After running the above steps, we get an output the looks similar to the one below:
"bestModelUID" : "gbtr_ee53956069aa", "testSetEvaluationResults" : { "(regEval)_R2" : 0.7763428813232043, "(regEval)_RootMeanSquaredError" : 54308.675029060905, "(regEval)_MeanAbsoluteError" : 36619.733388656015, "(regEval)_MeanSquaredError" : 2.9494321834121437E9 }, "bestModelName" : "gbtr_ee53956069aa_13", "trainingSetEvaluationResults" : { "(regEval)_R2" : 0.8184847478105526, "(regEval)_RootMeanSquaredError" : 49200.74279966309, "(regEval)_MeanAbsoluteError" : 33837.91117985914, "(regEval)_MeanSquaredError" : 2.420713092038599E9 } 18/09/11 16:37:57 INFO OpWorkflowRunner: Total run time: 6m54.662s
trainOut.scala hosted with ❤ by GitHub
This particular result means that we successfully trained our model and identified that the gradient boosted tree (gbtr_ee53956069aa)
is a good fit for the dataset with the above-mentioned training and test scores.
Type Inference
So far we have seen that using the TransmogrifAI CLI module we can quickly get an application off the ground and train it without any code. Now let’s dive a bit deeper and explore type inferencing.
In the example above, we leveraged the automatic type inferencing capability of TransmogrifAI which assigns a type to each field in the CSV file and detects the schema of the dataset. In this example, type assignment happens in two phases when we invoke transmogrifai gen --input data/cadata.csv
with the --auto
flag.
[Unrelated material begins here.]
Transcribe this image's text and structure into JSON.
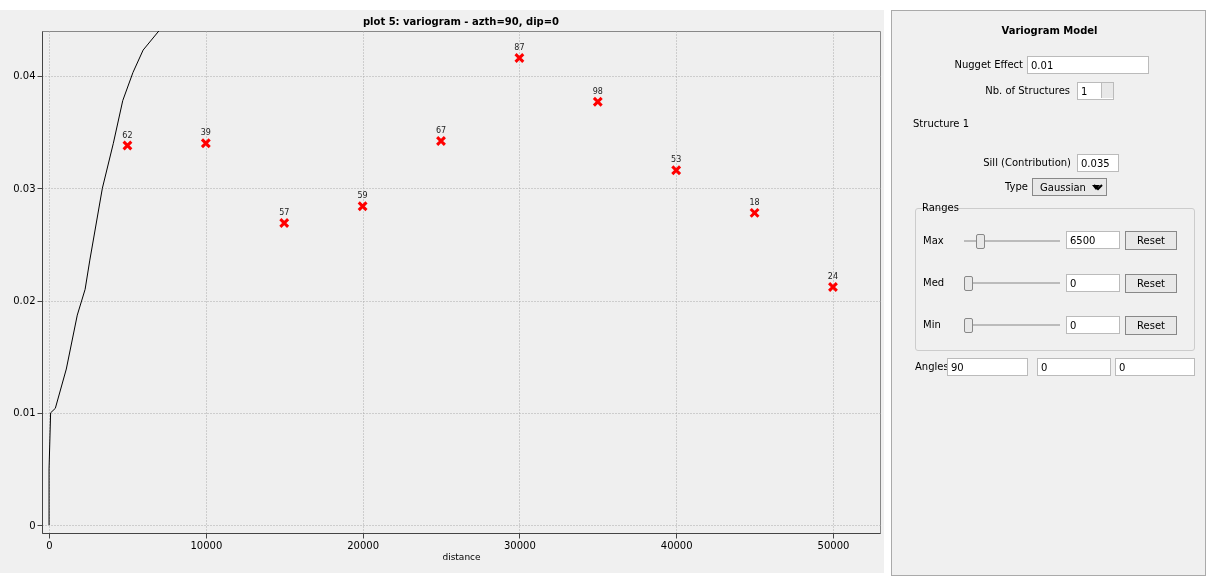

In the first phase, the input dataset is passed on to the Spark CSV module which scans the entire dataset and assigns a primitive spark type (string, long, double) to each field to construct the schema of the dataset. This schema is passed on to the second phase to map these primitive type to rich data types that are supported by TransmogrifAI described in detail here. For the curious mind, here’s the link to the code that handles automatic type inference.
In general, if you want more control over which type gets assigned to a field during code generation for the datasets, provide the --schema
flag to the transmogrifai gen
command. This flag allows the users to pass in an Apache Avro schema file with the field to primitive type mappings. In this case, the Avro schema passed to the CLI module is used to infer the primitive types of the fields. These primitive types are then used to infer the rich types supported by TransmogrifAI type hierarchy.
In both the cases mentioned above, we covered the most common scenario where the schema of the datasets is flat without any nested objects. But there can be use cases where the data reading part of the pipeline can present challenges with reading data from complex, nested data structures with nested schemas. For this scenarios, we recommend using the Custom Reader capabilities of the framework by providing customized Apache Avro schema file. You can tailor the dataset parsing to your needs and map these types to the TransmogrifAI type hierarchy.
The resulting fields composed of TransmogrifAI types are used to generate the feature abstraction for each field in the dataset. This schema comprising of feature abstractions enables the AutoML pipeline.
The real estate house price prediction use case with a handful of numeric features is a simplistic illustration of the power of TransmogrifAI. TransmogrifAI shines more with diverse feature types needing sophisticated feature engineering, real-world data with hindsight bias or data leakage, etc. Stay tuned for future blog posts where we uncover different aspects of the automated data pipeline capabilities which include feature engineering, feature selection, model selection, and hyper-parameter tuning offered by TransmogrifAI.